Ryo arrastou Abel para seu desabafo por algum motivo. Sofrer isso dele era inevitável desde que virou irmão de armas do espadachim...
Continuaram andando o resto do dia. Perto do crepúsculo, avistaram uma vila ao longe.
“Abel, vejo algo.”
“Já era hora, né? Tenho quase certeza que é a cidade de Kailadi.”
Ryo olhou surpreso para Abel. “Como sabe disso?”
A surpresa fazia sentido. Não havia sinais ou placas indicando vilas próximas na estrada que seguiram. Nem encontraram outros viajantes. A área onde desceram da montanha também ficava longe de povoados, então Ryo não entendia como Abel sabia o nome da cidade.
“Bem, sou aventureiro, já visitei muitos lugares, sabe? Conheço especialmente as cidades do Reino,” disse Abel quase timidamente.
“Então é uma cidade do Reino de Knightley...”
“Sim.”
“Ufa. Ainda bem que não é o Império Debuhi.”
“Quantas vezes vou ter que dizer que o Império fica bem mais ao norte?! Enfim... Kailadi é a cidade mais ao sudeste do Reino. Não é grande. Se andarmos para noroeste por cerca de um dia, chegaremos a Lune.”
Um olhar distante entrou nos olhos de Abel enquanto ele olhava para algo que só ele via além de Kailadi.
“Lune... seu destino final, né, Abel?”
“Acertou. Ryo, se você for se registrar como aventureiro, sugiro fazer isso em Lune e não em Kailadi.”
“Sério? Por quê?”
“Lune é a maior cidade fronteiriça, com muita gente e recursos. Uma razão que atrai tanto comércio e pessoas é que lá tem a única masmorra das Províncias Centrais. Se você escolher Lune como base, vai ver que a cidade trata bem os aventureiros. Oficialmente, todas as cidades devem tratar os aventureiros igualmente, mas sempre dão tratamento especial aos locais.”
Ryo assentiu ao ouvir Abel. “Faz sentido. Mas espera — não tenho nenhum documento para mostrar quando entrarmos em Kailadi...”
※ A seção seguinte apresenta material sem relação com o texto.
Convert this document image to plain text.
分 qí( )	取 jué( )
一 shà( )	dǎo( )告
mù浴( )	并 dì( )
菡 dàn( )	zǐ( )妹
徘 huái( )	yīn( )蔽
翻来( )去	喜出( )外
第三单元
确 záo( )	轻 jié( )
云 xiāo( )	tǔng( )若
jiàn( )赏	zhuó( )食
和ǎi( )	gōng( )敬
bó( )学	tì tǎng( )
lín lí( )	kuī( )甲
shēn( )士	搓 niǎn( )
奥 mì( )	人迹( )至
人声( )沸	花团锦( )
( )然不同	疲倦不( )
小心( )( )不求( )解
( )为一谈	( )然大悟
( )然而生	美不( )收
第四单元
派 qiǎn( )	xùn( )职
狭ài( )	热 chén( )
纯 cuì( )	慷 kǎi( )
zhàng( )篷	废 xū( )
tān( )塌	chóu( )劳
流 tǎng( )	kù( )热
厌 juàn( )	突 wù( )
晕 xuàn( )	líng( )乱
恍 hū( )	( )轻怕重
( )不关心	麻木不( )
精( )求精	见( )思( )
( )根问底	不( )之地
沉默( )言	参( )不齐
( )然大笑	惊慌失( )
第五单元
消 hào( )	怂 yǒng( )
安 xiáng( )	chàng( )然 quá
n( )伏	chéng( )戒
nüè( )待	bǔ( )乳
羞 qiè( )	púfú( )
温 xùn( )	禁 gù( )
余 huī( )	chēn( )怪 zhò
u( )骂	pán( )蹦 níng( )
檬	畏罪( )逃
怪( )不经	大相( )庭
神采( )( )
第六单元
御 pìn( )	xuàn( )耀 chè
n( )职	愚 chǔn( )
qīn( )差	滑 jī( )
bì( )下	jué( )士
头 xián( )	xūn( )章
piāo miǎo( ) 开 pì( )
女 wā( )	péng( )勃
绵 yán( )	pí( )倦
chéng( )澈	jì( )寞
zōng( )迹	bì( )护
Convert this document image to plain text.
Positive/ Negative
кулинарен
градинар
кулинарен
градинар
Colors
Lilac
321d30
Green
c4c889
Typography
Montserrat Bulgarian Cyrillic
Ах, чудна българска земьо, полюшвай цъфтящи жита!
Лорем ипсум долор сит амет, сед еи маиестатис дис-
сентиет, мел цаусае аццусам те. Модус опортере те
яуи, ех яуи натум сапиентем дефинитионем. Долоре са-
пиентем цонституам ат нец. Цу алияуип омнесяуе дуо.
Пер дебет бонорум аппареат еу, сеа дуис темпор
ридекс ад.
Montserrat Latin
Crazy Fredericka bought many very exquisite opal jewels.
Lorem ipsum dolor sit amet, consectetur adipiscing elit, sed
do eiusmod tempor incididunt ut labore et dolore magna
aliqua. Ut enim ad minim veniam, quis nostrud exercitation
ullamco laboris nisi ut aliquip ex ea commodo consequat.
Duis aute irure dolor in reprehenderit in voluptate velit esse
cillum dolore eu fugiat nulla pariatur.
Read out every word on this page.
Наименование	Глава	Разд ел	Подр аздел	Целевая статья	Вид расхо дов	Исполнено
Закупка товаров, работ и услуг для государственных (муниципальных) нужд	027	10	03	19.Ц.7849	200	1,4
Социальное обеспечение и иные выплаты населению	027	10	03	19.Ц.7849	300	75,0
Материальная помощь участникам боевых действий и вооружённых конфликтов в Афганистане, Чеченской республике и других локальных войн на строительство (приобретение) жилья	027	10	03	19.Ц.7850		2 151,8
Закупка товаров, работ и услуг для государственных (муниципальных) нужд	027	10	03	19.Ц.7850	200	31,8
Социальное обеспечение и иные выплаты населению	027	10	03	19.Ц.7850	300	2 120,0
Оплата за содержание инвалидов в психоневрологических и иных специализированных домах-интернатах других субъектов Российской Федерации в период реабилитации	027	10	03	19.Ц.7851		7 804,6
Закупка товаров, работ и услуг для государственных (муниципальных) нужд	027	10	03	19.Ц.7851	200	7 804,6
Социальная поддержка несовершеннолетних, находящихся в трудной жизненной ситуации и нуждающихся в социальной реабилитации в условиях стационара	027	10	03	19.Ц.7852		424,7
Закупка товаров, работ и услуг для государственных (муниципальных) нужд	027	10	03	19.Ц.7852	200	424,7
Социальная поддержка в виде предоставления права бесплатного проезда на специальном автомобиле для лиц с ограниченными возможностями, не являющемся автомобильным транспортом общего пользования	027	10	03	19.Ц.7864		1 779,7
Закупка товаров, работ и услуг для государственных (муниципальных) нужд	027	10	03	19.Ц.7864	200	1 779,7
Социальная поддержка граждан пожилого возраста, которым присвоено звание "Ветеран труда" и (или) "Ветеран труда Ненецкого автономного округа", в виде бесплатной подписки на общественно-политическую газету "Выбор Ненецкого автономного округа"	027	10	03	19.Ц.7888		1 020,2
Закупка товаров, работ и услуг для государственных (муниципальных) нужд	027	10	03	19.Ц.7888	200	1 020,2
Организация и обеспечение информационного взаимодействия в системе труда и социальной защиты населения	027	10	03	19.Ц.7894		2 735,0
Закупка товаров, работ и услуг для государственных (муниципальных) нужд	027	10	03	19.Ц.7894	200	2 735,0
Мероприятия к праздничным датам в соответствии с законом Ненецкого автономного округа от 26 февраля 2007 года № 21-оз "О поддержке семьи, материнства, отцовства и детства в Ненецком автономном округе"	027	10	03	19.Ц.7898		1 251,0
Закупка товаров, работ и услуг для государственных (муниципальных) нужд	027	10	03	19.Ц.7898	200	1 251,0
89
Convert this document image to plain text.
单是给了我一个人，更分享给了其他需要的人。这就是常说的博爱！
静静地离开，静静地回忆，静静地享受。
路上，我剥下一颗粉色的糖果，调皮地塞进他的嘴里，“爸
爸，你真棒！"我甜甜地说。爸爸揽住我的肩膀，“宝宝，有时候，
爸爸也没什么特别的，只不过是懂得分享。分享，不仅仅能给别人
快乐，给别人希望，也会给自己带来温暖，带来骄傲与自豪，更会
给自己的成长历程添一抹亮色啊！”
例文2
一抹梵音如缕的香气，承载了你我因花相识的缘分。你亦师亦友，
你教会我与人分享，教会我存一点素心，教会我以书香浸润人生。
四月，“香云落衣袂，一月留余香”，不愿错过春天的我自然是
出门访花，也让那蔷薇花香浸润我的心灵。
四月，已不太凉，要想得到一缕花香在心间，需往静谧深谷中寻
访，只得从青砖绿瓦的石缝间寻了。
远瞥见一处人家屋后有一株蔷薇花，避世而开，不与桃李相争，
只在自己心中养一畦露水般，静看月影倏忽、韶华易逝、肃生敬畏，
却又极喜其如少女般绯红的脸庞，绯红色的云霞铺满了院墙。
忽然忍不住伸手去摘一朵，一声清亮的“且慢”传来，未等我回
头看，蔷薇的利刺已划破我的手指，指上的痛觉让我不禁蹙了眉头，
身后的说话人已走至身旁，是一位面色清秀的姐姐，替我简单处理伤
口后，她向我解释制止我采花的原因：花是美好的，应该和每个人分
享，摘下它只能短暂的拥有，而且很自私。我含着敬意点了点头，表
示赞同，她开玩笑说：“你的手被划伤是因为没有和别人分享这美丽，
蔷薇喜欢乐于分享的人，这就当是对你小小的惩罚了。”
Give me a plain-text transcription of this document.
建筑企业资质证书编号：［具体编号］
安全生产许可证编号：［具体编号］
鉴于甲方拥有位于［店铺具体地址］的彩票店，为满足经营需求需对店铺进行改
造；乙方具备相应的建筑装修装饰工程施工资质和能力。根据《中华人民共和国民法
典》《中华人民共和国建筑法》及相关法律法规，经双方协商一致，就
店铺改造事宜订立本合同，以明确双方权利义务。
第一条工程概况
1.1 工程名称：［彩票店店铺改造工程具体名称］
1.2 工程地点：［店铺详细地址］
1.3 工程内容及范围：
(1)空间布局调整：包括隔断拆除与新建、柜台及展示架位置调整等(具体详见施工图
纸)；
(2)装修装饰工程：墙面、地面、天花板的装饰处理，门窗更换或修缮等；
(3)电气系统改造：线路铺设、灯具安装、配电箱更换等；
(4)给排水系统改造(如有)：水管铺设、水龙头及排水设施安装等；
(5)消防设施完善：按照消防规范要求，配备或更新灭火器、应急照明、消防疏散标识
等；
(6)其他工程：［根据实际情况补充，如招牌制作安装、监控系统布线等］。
“Sem problema. Eu vou ser seu patrocinador. Sou um aventureiro rank B, afinal. O pedágio é uma moeda de prata, mas eu pago por você.”
“Ah, Abel, você é tão maravilhoso! Deve saber que sempre pensei assim, né? É verdade, confie em mim.”
Abel olhou desconfiado para Ryo por um momento. “Certo. Enfim, Ryo, vamos passar só uma noite em Kailadi, mas você tem que experimentar um prato local que é meu favorito.”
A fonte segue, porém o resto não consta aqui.